CPCB has also issued repeated directions to control discharge of industrial effluents and has asked many of them to install 24×7 online effluent monitoring systems.

For cleaning Ganga, Singh said that the government has taken several steps.

“For Ganga and its tributaries, the government of India has launched Namami Gange Programme covering short-term, medium-term and long-term activities. In the short term certain entry level activities which cover development of ghats and crematoria and river surface cleaning activities have been taken up. Under medium-term activities, existing STPs and effluent treatment plants (ETP) are being upgraded and new STPs and ETPs are being established,” said Singh.

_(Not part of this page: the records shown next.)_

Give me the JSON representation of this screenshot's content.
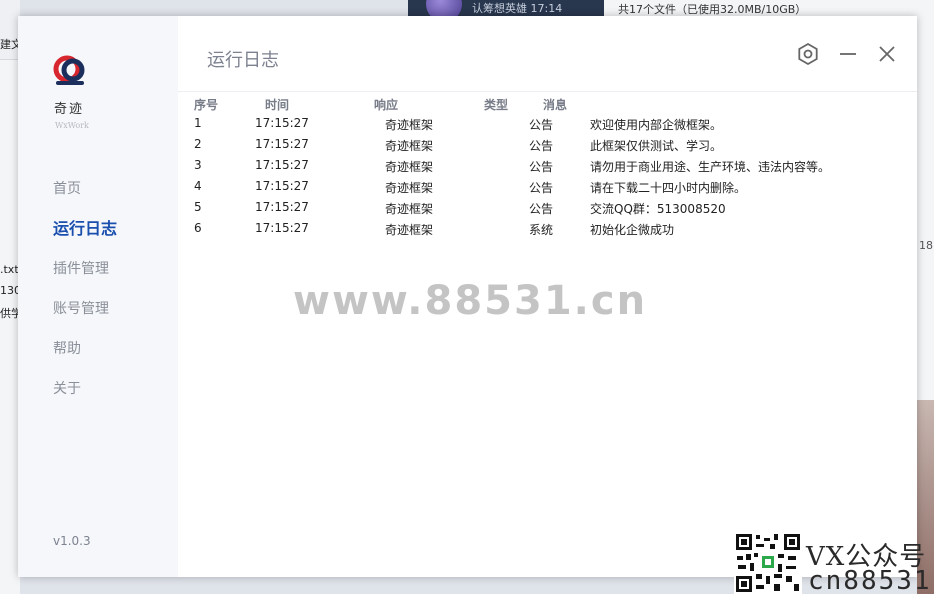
{
  "background": {
    "top_dark_text": "认筹想英雄   17:14",
    "top_right_text": "共17个文件（已使用32.0MB/10GB）",
    "left_fragments": [
      "建文",
      ".txt",
      "130",
      "供学"
    ],
    "right_fragment": "18"
  },
  "sidebar": {
    "logo_cn": "奇迹",
    "logo_en": "WxWork",
    "nav_items": [
      {
        "label": "首页",
        "active": false
      },
      {
        "label": "运行日志",
        "active": true
      },
      {
        "label": "插件管理",
        "active": false
      },
      {
        "label": "账号管理",
        "active": false
      },
      {
        "label": "帮助",
        "active": false
      },
      {
        "label": "关于",
        "active": false
      }
    ],
    "version": "v1.0.3"
  },
  "header": {
    "title": "运行日志",
    "icons": [
      "settings-icon",
      "minimize-icon",
      "close-icon"
    ]
  },
  "log": {
    "columns": [
      "序号",
      "时间",
      "响应",
      "类型",
      "消息"
    ],
    "rows": [
      {
        "idx": "1",
        "time": "17:15:27",
        "resp": "奇迹框架",
        "type": "公告",
        "msg": "欢迎使用内部企微框架。"
      },
      {
        "idx": "2",
        "time": "17:15:27",
        "resp": "奇迹框架",
        "type": "公告",
        "msg": "此框架仅供测试、学习。"
      },
      {
        "idx": "3",
        "time": "17:15:27",
        "resp": "奇迹框架",
        "type": "公告",
        "msg": "请勿用于商业用途、生产环境、违法内容等。"
      },
      {
        "idx": "4",
        "time": "17:15:27",
        "resp": "奇迹框架",
        "type": "公告",
        "msg": "请在下载二十四小时内删除。"
      },
      {
        "idx": "5",
        "time": "17:15:27",
        "resp": "奇迹框架",
        "type": "公告",
        "msg": "交流QQ群：513008520"
      },
      {
        "idx": "6",
        "time": "17:15:27",
        "resp": "奇迹框架",
        "type": "系统",
        "msg": "初始化企微成功"
      }
    ]
  },
  "watermark": "www.88531.cn",
  "overlay": {
    "vx_text": "VX公众号",
    "cn_text": "cn88531"
  },
  "colors": {
    "accent": "#1a4fae",
    "logo_red": "#d8262f",
    "logo_navy": "#1c2e5c"
  }
}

“Besides, rural sanitation has been taken up in the villages on the banks of river Ganga. The long-term action plan involves restoration of wholesomeness of river Ganga including afforestation, biodiversity conservation and maintaining its ecological and geological identity of river. Towards the long term planning, the  central government have issued notification on minimum environmental flow on river Ganga to be maintained at various locations on the river,” Singh stressed.

Under the Namami Gange Programme, so far, 261 projects have been sanctioned at an estimated cost of Rs 255.63 billion (Rs. 25,563.48 crore), out of which 76 projects have been completed and made operational while rest of the projects are at various stages of implementation.

Singh emphasised that “efforts are being made to complete the short-term and medium-term activities by 2020.”

However, environmentalists are not impressed. “The exact details of the government’s 2030 vision to have clean rivers is not yet out. But it could be similar to what is going on right now – to have more riverfront development plans, more dams, interlinking of rivers and waterways,” said Himanshu Thakkar, coordinator of the South Asia Network on Dams, Rivers and People (SANDRP), a network of organisations and individuals working on issues related to the water sector, specifically associated to large dams.  

“The government is taking up major interventions adversely affecting the rivers without so much as even pretence of environment or social impact assessments, independent appraisal or public consultations. This shows how little faith the government has in informed or democratic decision making,” Thakkar told Mongabay-India.